Additional comments regarding the economic situation for crowdfunding, crowdinvesting and crowdlending platforms or what FinTech’s must be aware of in this business area
As from 10 November 2021 – the date of its application within all the European Union – Regulation (EU) 2020/1503 of the European Parliament and of the Council, of 7 October 2020 (hereinafter ECSPR) caused a major impact on the Portuguese crowdfunding regime. Results from the transitional provisions above stated that after the application date of the ECSPR, crowdfunding service providers aimed to render services falling within the scope of the ECSPR may not be authorised under the RJFC and Regulation 1/2016 CMVM and the Portuguese regime will not be applicable to the activity of any crowdfunding service provider authorised after the application date of the Regulation. Crowdfunding service providers already authorised under the RJFC may continue to provide crowdfunding services included within the scope of the ECSPR, in accordance with the RJFC and Regulation 1/2016 CMVM, until 10 November 2022 or until they are granted an authorisation referred to in Article 12 of the ECSPR, whichever is sooner.

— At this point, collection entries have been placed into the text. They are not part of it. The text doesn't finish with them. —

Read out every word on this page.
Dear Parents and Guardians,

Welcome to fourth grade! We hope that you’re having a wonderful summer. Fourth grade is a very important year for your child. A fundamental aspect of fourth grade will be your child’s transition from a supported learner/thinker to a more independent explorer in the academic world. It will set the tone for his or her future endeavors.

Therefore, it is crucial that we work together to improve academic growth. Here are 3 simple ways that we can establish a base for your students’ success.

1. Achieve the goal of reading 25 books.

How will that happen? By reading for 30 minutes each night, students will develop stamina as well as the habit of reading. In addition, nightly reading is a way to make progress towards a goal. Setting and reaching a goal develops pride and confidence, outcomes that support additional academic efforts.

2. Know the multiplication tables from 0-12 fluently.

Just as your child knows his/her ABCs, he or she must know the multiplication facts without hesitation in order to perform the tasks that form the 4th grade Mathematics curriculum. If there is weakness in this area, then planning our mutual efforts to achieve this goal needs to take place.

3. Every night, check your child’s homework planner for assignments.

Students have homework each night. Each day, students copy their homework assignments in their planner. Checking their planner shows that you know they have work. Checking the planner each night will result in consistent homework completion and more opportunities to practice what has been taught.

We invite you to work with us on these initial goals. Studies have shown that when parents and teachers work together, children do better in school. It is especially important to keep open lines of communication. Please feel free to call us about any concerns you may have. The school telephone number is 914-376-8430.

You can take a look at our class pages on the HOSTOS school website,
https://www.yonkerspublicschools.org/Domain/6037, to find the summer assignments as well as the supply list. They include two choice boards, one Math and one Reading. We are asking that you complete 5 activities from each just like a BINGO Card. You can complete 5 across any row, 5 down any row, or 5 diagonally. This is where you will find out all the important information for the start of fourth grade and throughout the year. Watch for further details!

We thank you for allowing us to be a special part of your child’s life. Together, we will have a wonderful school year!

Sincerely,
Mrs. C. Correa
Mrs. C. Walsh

Nonetheless, the RJFC will continue to be applicable to all activities falling outside the scope of ECSPR, namely: (i) non-financial return crowdfunding; (ii) crowdfunding to finance project owners qualifying as consumers; (iii) distribution of stakes in companies not qualifying as transferable securities and equity-like agreements; (iv) subordinated loans; (v) the activity of third-country platforms.